Automating NYC InfoHub Data Collection with an Intelligent Excel Web Scraper

Dylan K. Picart

When data hides behind dozens of pages and endless nested links, the simple act of “downloading Excel files” becomes a logistical nightmare. NYC InfoHub—a central portal for New York City’s educational data—is one such maze: hundreds of links leading to reports, attendance logs, graduation results, and performance dashboards, each buried behind layers of subpages.

To make sense of it all, I built the Excel API Web Scraper—a Python package that automates the discovery, validation, and storage of these datasets. It turns a time-consuming, error-prone process into a fast, secure, and transparent data pipeline designed for continuous updates and responsible stewardship.


The Challenge: Endless Links and Manual Downloads

Each InfoHub dataset can live several clicks deep, under sections like “School Quality” or “Test Results.” Manually traversing these layers, validating files, and checking for updates can take hours. Beyond the time investment, every manual click risks inconsistency—missing new versions or duplicating old ones. The goal was to make this discovery automated, safe, and repeatable.
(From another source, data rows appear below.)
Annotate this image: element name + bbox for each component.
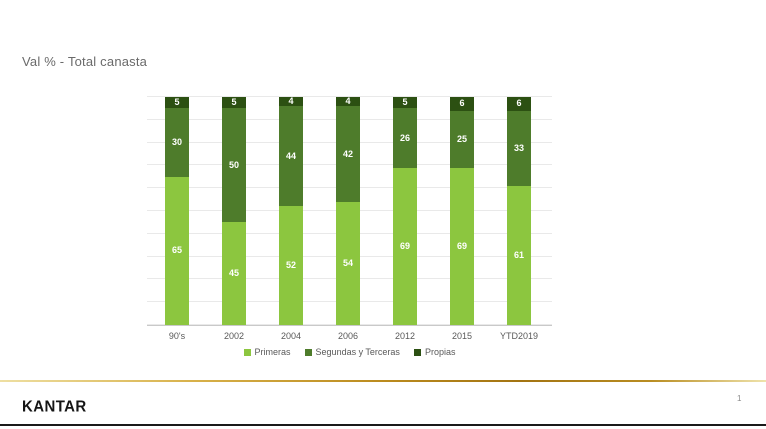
bar-segment-primeras: 45	[222, 222, 246, 325]
kantar-logo: KANTAR	[22, 398, 87, 416]
bar-segment-segundas-y-terceras: 44	[279, 106, 303, 207]
segment-value-label: 69	[456, 240, 467, 251]
bar-segment-propias: 5	[393, 97, 417, 109]
x-axis-label-2004: 2004	[280, 331, 302, 341]
bar-segment-propias: 6	[450, 97, 474, 111]
bar-segment-primeras: 69	[393, 167, 417, 325]
bar-segment-primeras: 69	[450, 167, 474, 325]
bar-segment-propias: 6	[507, 97, 531, 111]
gold-divider-line	[0, 380, 766, 382]
bar-2012: 69 26 5	[393, 97, 417, 325]
bar-segment-segundas-y-terceras: 25	[450, 110, 474, 168]
bar-YTD2019: 61 33 6	[507, 97, 531, 325]
segment-value-label: 26	[399, 132, 410, 143]
legend-swatch-icon	[243, 348, 251, 356]
segment-value-label: 61	[513, 249, 524, 260]
page-number: 1	[737, 394, 742, 403]
x-axis-label-90's: 90's	[168, 331, 186, 341]
legend-label: Propias	[424, 347, 456, 357]
segment-value-label: 5	[231, 97, 237, 108]
bottom-border-line	[0, 424, 766, 426]
x-axis-label-YTD2019: YTD2019	[499, 331, 539, 341]
segment-value-label: 5	[174, 97, 180, 108]
segment-value-label: 6	[459, 98, 465, 109]
x-axis-label-2006: 2006	[337, 331, 359, 341]
legend-item-propias: Propias	[413, 347, 456, 357]
x-axis-labels: 90's 2002 2004 2006 2012 2015 YTD2019	[147, 331, 552, 343]
segment-value-label: 45	[228, 268, 239, 279]
segment-value-label: 25	[456, 133, 467, 144]
bar-segment-propias: 4	[336, 96, 360, 107]
x-axis-label-2002: 2002	[223, 331, 245, 341]
x-axis-label-2015: 2015	[451, 331, 473, 341]
segment-value-label: 42	[342, 148, 353, 159]
bar-segment-propias: 5	[165, 97, 189, 109]
bar-segment-segundas-y-terceras: 33	[507, 110, 531, 186]
bar-2002: 45 50 5	[222, 97, 246, 325]
segment-value-label: 44	[285, 150, 296, 161]
segment-value-label: 65	[171, 245, 182, 256]
legend-swatch-icon	[413, 348, 421, 356]
stacked-bar-chart: 65 30 5 45 50 5 52 44 4 54 42 4 69 26 5 69 25 6 61 33 6	[147, 96, 552, 326]
x-axis-line	[147, 325, 552, 326]
segment-value-label: 33	[513, 142, 524, 153]
segment-value-label: 52	[285, 260, 296, 271]
bar-2015: 69 25 6	[450, 97, 474, 325]
segment-value-label: 4	[345, 96, 351, 107]
chart-legend: Primeras Segundas y Terceras Propias	[147, 347, 552, 357]
segment-value-label: 69	[399, 240, 410, 251]
bar-segment-primeras: 54	[336, 201, 360, 325]
bar-segment-propias: 5	[222, 97, 246, 109]
bar-segment-segundas-y-terceras: 50	[222, 108, 246, 223]
legend-swatch-icon	[304, 348, 312, 356]
segment-value-label: 54	[342, 257, 353, 268]
segment-value-label: 4	[288, 96, 294, 107]
legend-item-primeras: Primeras	[243, 347, 291, 357]
bar-2006: 54 42 4	[336, 97, 360, 325]
legend-label: Primeras	[254, 347, 291, 357]
bar-segment-propias: 4	[279, 96, 303, 107]
bar-segment-segundas-y-terceras: 42	[336, 106, 360, 202]
bar-segment-primeras: 61	[507, 185, 531, 325]
page-title: Val % - Total canasta	[22, 54, 148, 69]
legend-item-segundas-y-terceras: Segundas y Terceras	[304, 347, 400, 357]
bar-segment-primeras: 52	[279, 206, 303, 325]
x-axis-label-2012: 2012	[394, 331, 416, 341]
bar-segment-primeras: 65	[165, 176, 189, 325]
gridline-100	[147, 96, 552, 97]
legend-label: Segundas y Terceras	[315, 347, 400, 357]
bar-segment-segundas-y-terceras: 26	[393, 108, 417, 168]
segment-value-label: 6	[516, 98, 522, 109]
bar-90's: 65 30 5	[165, 97, 189, 325]
bar-segment-segundas-y-terceras: 30	[165, 108, 189, 177]
segment-value-label: 30	[171, 137, 182, 148]
segment-value-label: 50	[228, 159, 239, 170]
segment-value-label: 5	[402, 97, 408, 108]
bar-2004: 52 44 4	[279, 97, 303, 325]
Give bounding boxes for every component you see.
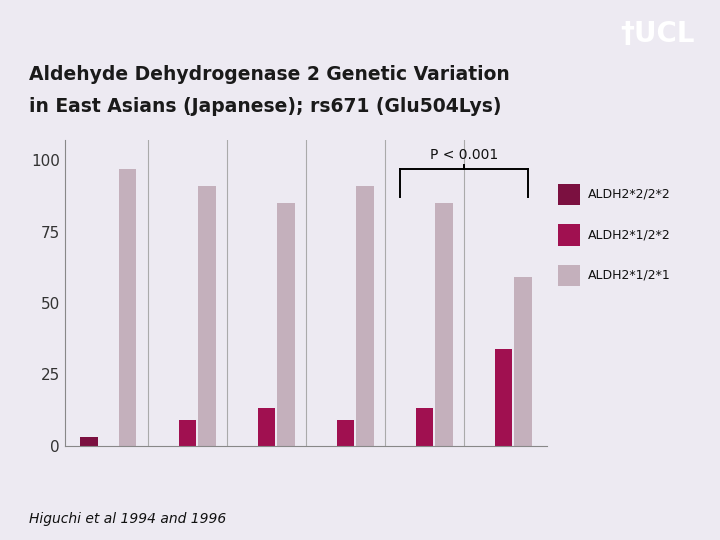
Text: ALDH2*1/2*2: ALDH2*1/2*2 [588, 228, 671, 241]
Bar [495, 348, 513, 446]
Text: Aldehyde Dehydrogenase 2 Genetic Variation: Aldehyde Dehydrogenase 2 Genetic Variati… [29, 65, 510, 84]
Text: †UCL: †UCL [621, 20, 695, 48]
Text: ALDH2*2/2*2: ALDH2*2/2*2 [588, 188, 671, 201]
Text: P < 0.001: P < 0.001 [430, 148, 498, 162]
Text: Higuchi et al 1994 and 1996: Higuchi et al 1994 and 1996 [29, 512, 226, 526]
Bar [337, 420, 354, 446]
Bar [416, 408, 433, 446]
Bar [179, 420, 196, 446]
Bar [436, 203, 453, 446]
Bar [80, 437, 97, 445]
Bar [258, 408, 275, 446]
Bar [515, 277, 532, 445]
Bar [277, 203, 294, 446]
Text: in East Asians (Japanese); rs671 (Glu504Lys): in East Asians (Japanese); rs671 (Glu504… [29, 97, 501, 116]
Bar [198, 186, 215, 446]
Text: ALDH2*1/2*1: ALDH2*1/2*1 [588, 269, 671, 282]
Bar [119, 169, 137, 446]
Bar [356, 186, 374, 446]
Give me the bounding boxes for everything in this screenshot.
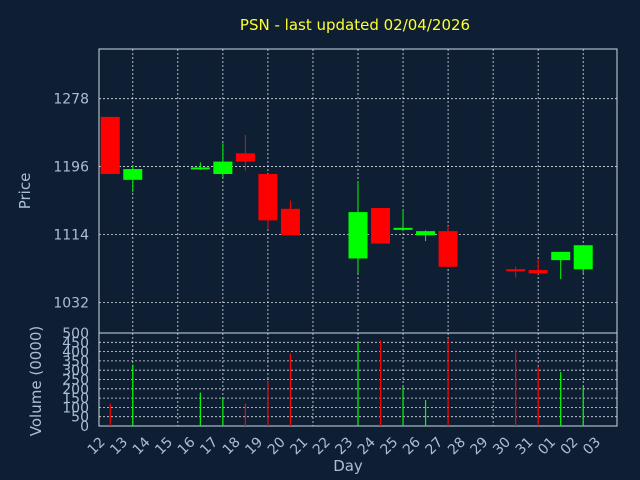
volume-y-tick-label: 400 bbox=[62, 345, 89, 361]
volume-y-tick-label: 200 bbox=[62, 382, 89, 398]
candle-body bbox=[551, 251, 571, 261]
volume-y-tick-label: 300 bbox=[62, 363, 89, 379]
volume-y-tick-label: 500 bbox=[62, 326, 89, 342]
candle-body bbox=[393, 227, 413, 230]
price-candles bbox=[100, 116, 593, 280]
volume-y-tick-label: 350 bbox=[62, 354, 89, 370]
volume-y-tick-label: 150 bbox=[62, 391, 89, 407]
candle-body bbox=[258, 174, 278, 221]
candle-body bbox=[506, 269, 526, 272]
candle-body bbox=[348, 212, 368, 259]
candle-body bbox=[190, 167, 210, 170]
volume-y-tick-label: 450 bbox=[62, 335, 89, 351]
candle-body bbox=[528, 270, 548, 274]
chart-title: PSN - last updated 02/04/2026 bbox=[240, 16, 470, 34]
volume-y-tick-label: 50 bbox=[71, 410, 89, 426]
price-axis-label: Price bbox=[16, 173, 34, 210]
candle-body bbox=[100, 116, 120, 175]
price-y-tick-label: 1278 bbox=[53, 92, 89, 108]
candle-body bbox=[235, 153, 255, 162]
volume-bars bbox=[109, 338, 584, 426]
price-y-tick-label: 1032 bbox=[53, 295, 89, 311]
volume-y-tick-label: 250 bbox=[62, 373, 89, 389]
x-tick-labels: 1213141516171819202122232425262728293031… bbox=[85, 434, 604, 458]
volume-y-tick-label: 100 bbox=[62, 400, 89, 416]
candle-body bbox=[123, 169, 143, 180]
price-y-tick-labels: 1032 1114 1196 1278 bbox=[53, 92, 89, 312]
x-axis-label: Day bbox=[333, 457, 363, 475]
candle-body bbox=[573, 245, 593, 270]
candle-body bbox=[416, 231, 436, 236]
candle-body bbox=[438, 231, 458, 267]
candle-body bbox=[371, 207, 391, 244]
price-y-tick-label: 1196 bbox=[53, 160, 89, 176]
price-y-tick-label: 1114 bbox=[53, 227, 89, 243]
volume-axis-label: Volume (0000) bbox=[27, 326, 45, 436]
candle-body bbox=[280, 208, 300, 236]
volume-y-tick-label: 0 bbox=[80, 419, 89, 435]
candle-body bbox=[213, 161, 233, 175]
The Solution: Intelligent, Secure, and Fast

This scraper blends modern Python concurrency and security into one cohesive workflow. It combines:

  • Regex-driven subpage discovery to identify relevant links.
  • Asynchronous downloads via httpx.AsyncClient and asyncio for concurrent file retrieval.
  • Parallel hashing using ProcessPoolExecutor to detect file updates across cores.
  • In-memory virus scanning with ClamAV and python-magic MIME validation for file safety.
  • Rotating logs and idempotent saves for stability and long-term maintainability.
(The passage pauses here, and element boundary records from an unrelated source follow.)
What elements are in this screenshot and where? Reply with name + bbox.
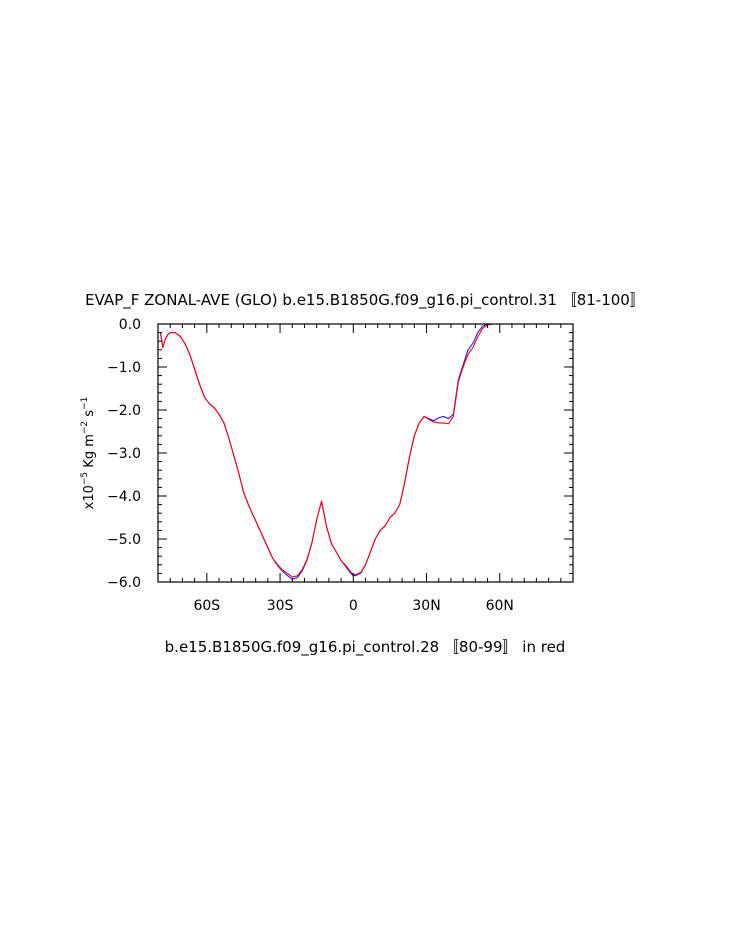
y-axis-label-units-1: Kg m bbox=[82, 434, 97, 472]
y-axis-label-units-2: s bbox=[82, 410, 97, 421]
plot-frame bbox=[157, 323, 574, 583]
y-tick-label: −2.0 bbox=[107, 403, 141, 419]
y-tick-label: −5.0 bbox=[107, 532, 141, 548]
y-axis-label-exponent-2: −2 bbox=[80, 421, 90, 434]
y-tick-label: −6.0 bbox=[107, 575, 141, 591]
x-tick-label: 0 bbox=[349, 598, 358, 614]
y-tick-label: −1.0 bbox=[107, 360, 141, 376]
y-tick-label: −4.0 bbox=[107, 489, 141, 505]
y-tick-label: 0.0 bbox=[119, 317, 141, 333]
series-line-blue bbox=[159, 323, 571, 580]
y-axis-label: x10−5 Kg m−2 s−1 bbox=[80, 397, 97, 510]
x-tick-label: 30N bbox=[412, 598, 440, 614]
y-tick-label: −3.0 bbox=[107, 446, 141, 462]
y-axis-label-exponent-1: −5 bbox=[80, 472, 90, 485]
x-tick-label: 60N bbox=[486, 598, 514, 614]
y-axis-label-prefix: x10 bbox=[82, 485, 97, 509]
chart-title: EVAP_F ZONAL-AVE (GLO) b.e15.B1850G.f09_… bbox=[85, 291, 645, 310]
axis-layer: 60S 30S 0 30N 60N 0.0 −1.0 −2.0 −3.0 −4.0 −5.0 −6.0 bbox=[107, 317, 574, 614]
x-tick-label: 60S bbox=[193, 598, 220, 614]
x-tick-label: 30S bbox=[267, 598, 294, 614]
series-line-red bbox=[159, 323, 571, 578]
chart-subtitle: b.e15.B1850G.f09_g16.pi_control.28 〚80-9… bbox=[165, 638, 566, 657]
y-axis-label-exponent-3: −1 bbox=[80, 397, 90, 410]
series-layer bbox=[159, 323, 571, 580]
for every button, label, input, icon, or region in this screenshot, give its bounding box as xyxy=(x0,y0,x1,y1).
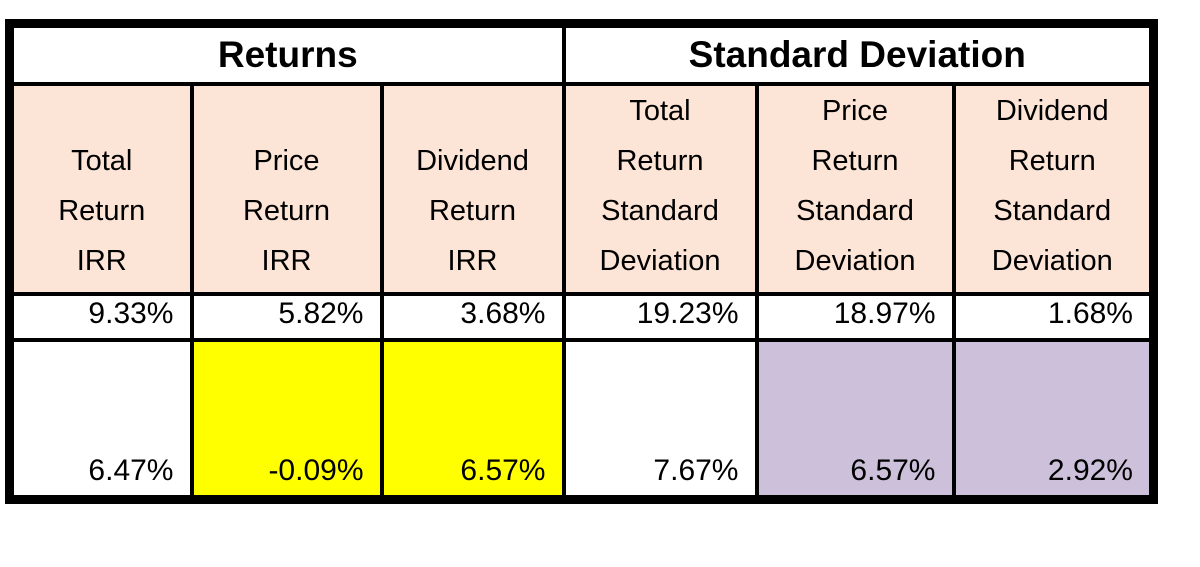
header-dividend-return-irr: Dividend Return IRR xyxy=(379,81,566,296)
value-cell: 3.68% xyxy=(379,291,566,342)
value-cell: 1.68% xyxy=(951,291,1156,342)
header-total-return-std-dev: Total Return Standard Deviation xyxy=(561,81,759,296)
header-price-return-std-dev: Price Return Standard Deviation xyxy=(754,81,956,296)
header-dividend-return-std-dev: Dividend Return Standard Deviation xyxy=(951,81,1156,296)
returns-section-title: Returns xyxy=(7,21,566,86)
std-dev-section-title: Standard Deviation xyxy=(561,21,1156,86)
value-row-1: 9.33% 5.82% 3.68% 19.23% 18.97% 1.68% xyxy=(7,291,1156,342)
value-cell: 19.23% xyxy=(561,291,759,342)
value-cell: 7.67% xyxy=(561,337,759,502)
value-cell: 9.33% xyxy=(7,291,194,342)
column-header-row: Total Return IRR Price Return IRR Divide… xyxy=(7,81,1156,296)
value-cell: 6.47% xyxy=(7,337,194,502)
value-cell-highlighted: -0.09% xyxy=(189,337,384,502)
value-cell: 18.97% xyxy=(754,291,956,342)
value-cell-highlighted: 6.57% xyxy=(754,337,956,502)
value-row-2: 6.47% -0.09% 6.57% 7.67% 6.57% 2.92% xyxy=(7,337,1156,502)
returns-and-std-dev-table: Returns Standard Deviation Total Return … xyxy=(5,19,1158,504)
value-cell-highlighted: 6.57% xyxy=(379,337,566,502)
header-price-return-irr: Price Return IRR xyxy=(189,81,384,296)
header-total-return-irr: Total Return IRR xyxy=(7,81,194,296)
value-cell-highlighted: 2.92% xyxy=(951,337,1156,502)
value-cell: 5.82% xyxy=(189,291,384,342)
section-title-row: Returns Standard Deviation xyxy=(7,21,1156,86)
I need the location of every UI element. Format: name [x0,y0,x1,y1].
It’s not just fast—it’s safe, idempotent, and transparent.


1) A Single Entry Point for Automation

The scraper’s orchestration starts with main.py, which configures logging and delegates the workflow to an asynchronous scrape_data() method. The rotating file handler ensures persistent, structured logs while keeping console output real-time.

# main.py (excerpt)
import os, sys, asyncio, logging
from logging.handlers import RotatingFileHandler
from .scraper import NYCInfoHubScraper

sys.stdout.reconfigure(line_buffering=True)

async def main():
    scraper = NYCInfoHubScraper(base_dir=os.path.abspath(os.path.join(os.path.dirname(__file__), "..")))
    try:
        await scraper.scrape_data()
    except Exception as e:
        logging.error(f"Error: {e}", exc_info=True)
    finally:
        await scraper.close()

if __name__ == "__main__":
    log_path = os.path.join(os.path.dirname(__file__), "..", "logs", "excel_fetch.log")
    handler = RotatingFileHandler(log_path, maxBytes=5_242_880, backupCount=2, encoding="utf-8")
    handler.setFormatter(logging.Formatter("%(asctime)s - %(levelname)s - %(message)s"))

    logging.basicConfig(level=logging.INFO, handlers=[handler, logging.StreamHandler()], force=True)
    sys.exit(asyncio.run(main()))


2) Discovering the Right Links with Regex + Selenium

InfoHub’s structure isn’t easily crawlable. The scraper navigates subpages using Selenium while applying regex filters to include only relevant categories (like “graduation results” or “test-results”) and exclude noise (“login,” “survey,” etc.).

# scraper.py (excerpt)
SUB_PAGE_PATTERN = re.compile(
    r'.*/reports/(students-and-schools/school-quality|academics/graduation-results|test-results)(?:/.*)?',
    re.IGNORECASE
)
EXCLUDED_PATTERNS = ["quality-review", "nyc-school-survey", "signout", "signin", "login", "logout"]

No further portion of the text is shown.